Abstract: BACKGROUND: In oral implant restoration, patients with single missing maxillary anterior teeth often have alveolar bone absorption and defect due to different reasons. To avoid the risk of bone grafting, inclined implants are often used to avoid the alveolar bone absorption area. The angle abutment is used to restore the normal overcovering relationship of patients. The size and distribution of the influence of different abutment materials on the occlusal force transfer of the implant and the surrounding bone were studied.  
OBJECTIVE: To compare the influence of time on the peak value of bone stress around the implant with three abutment materials under simulated dynamic loading under three implantation conditions.  
METHODS: Cone beam CT data of a healthy adult undergoing implant restoration of maxillary central incisor were selected. Minics software was used to cut the jaw bone. Solidworks 2018 was used to establish the implant, jaw bone, and angle abutment (angle 0°, 15°, and 25°).  Base stations materials included pure titanium, zirconium dioxide, and alumina), central screw, and zirconium dioxide full porcelain crown model.
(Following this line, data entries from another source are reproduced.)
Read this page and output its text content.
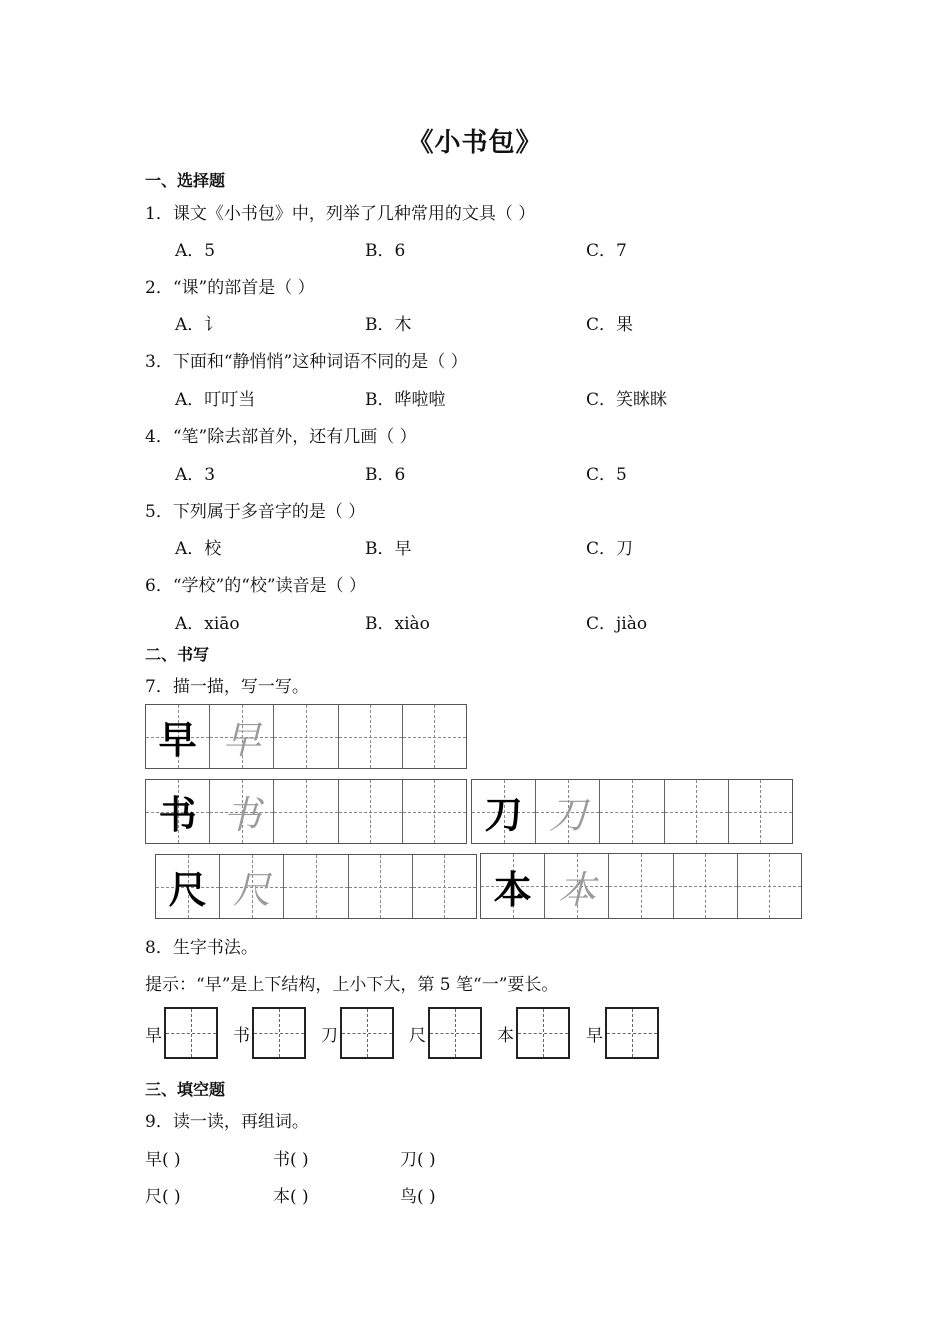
《小书包》
一、选择题
1．课文《小书包》中，列举了几种常用的文具（ ）
A．5	B．6	C．7
2．“课”的部首是（ ）
A．讠	B．木	C．果
3．下面和“静悄悄”这种词语不同的是（ ）
A．叮叮当	B．哗啦啦	C．笑眯眯
4．“笔”除去部首外，还有几画（ ）
A．3	B．6	C．5
5．下列属于多音字的是（ ）
A．校	B．早	C．刀
6．“学校”的“校”读音是（ ）
A．xiāo	B．xiào	C．jiào
二、书写
7．描一描，写一写。
早 早
书 书	刀 刀
尺 尺	本 本
8．生字书法。
提示：“早”是上下结构，上小下大，第 5 笔“一”要长。
早	书	刀	尺	本	早
三、填空题
9．读一读，再组词。
早( )	书( )	刀( )
尺( )	本( )	鸟( )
Assembly was complete, for embedded in the original maxillary fang root cutting direction 0° angle, then simulated palate to tilt 15° and 25°, no implanted implant thread exposure. According to different implant angles, they were divided into 0°, 15°, and 25° groups. Dynamic loading was performed for 0.2 seconds, to obtain the time-dependent relationship between the peak value of equivalent stress of bone around the implant prosthesis of each material abutment.  
RESULTS AND CONCLUSION: (1) All abutment implant restorations had the same peak distribution of surrounding bone stress when they were subjected to occlusal force, all of which were located in the bone cortex of the implant neck. The fastest time period for the increase of bone stress around abutment implant restorations of each material was within 0.025-0.05 seconds. The range of high stress value of cortical bone in the 15° group was larger than that in the 0° group. The initial stress value of cortical bone of implant in the 25° group was significantly higher than that of the other two groups. The residual stress value of cortical bone was higher after loading. After titanium abutment implantation, the bone stress around the prosthesis had the largest increase, and the range of high stress value was relatively concentrated. (2) In the 15° group, the peak value of bone stress around the implanted prosthesis on the abutment of the three materials was located in the neck of the implant. The increase in bone stress around the titanium abutment implanted prosthesis was relatively large but not obvious, and the distribution range of high stress was relatively consistent. Compared with the other two groups, the high stress value of the 25° group was more concentrated; the initial stress value was higher and the range of change was greater, among which the bone stress around the implanted prosthesis on the dialumina abutment increased the most within 0-0.1 seconds. At 0.2 seconds, the peak value of bone equivalent stress of zirconia abutment decreased to 0, and high residual stress remained in the bone around the implants of the other two abutments. (3) It is concluded that based on the analysis of the distribution of different influences of the implant angle and abutment material on the bone interface, the bone stress of the implants using zirconia abutment was relatively stable at all time points in the three groups.  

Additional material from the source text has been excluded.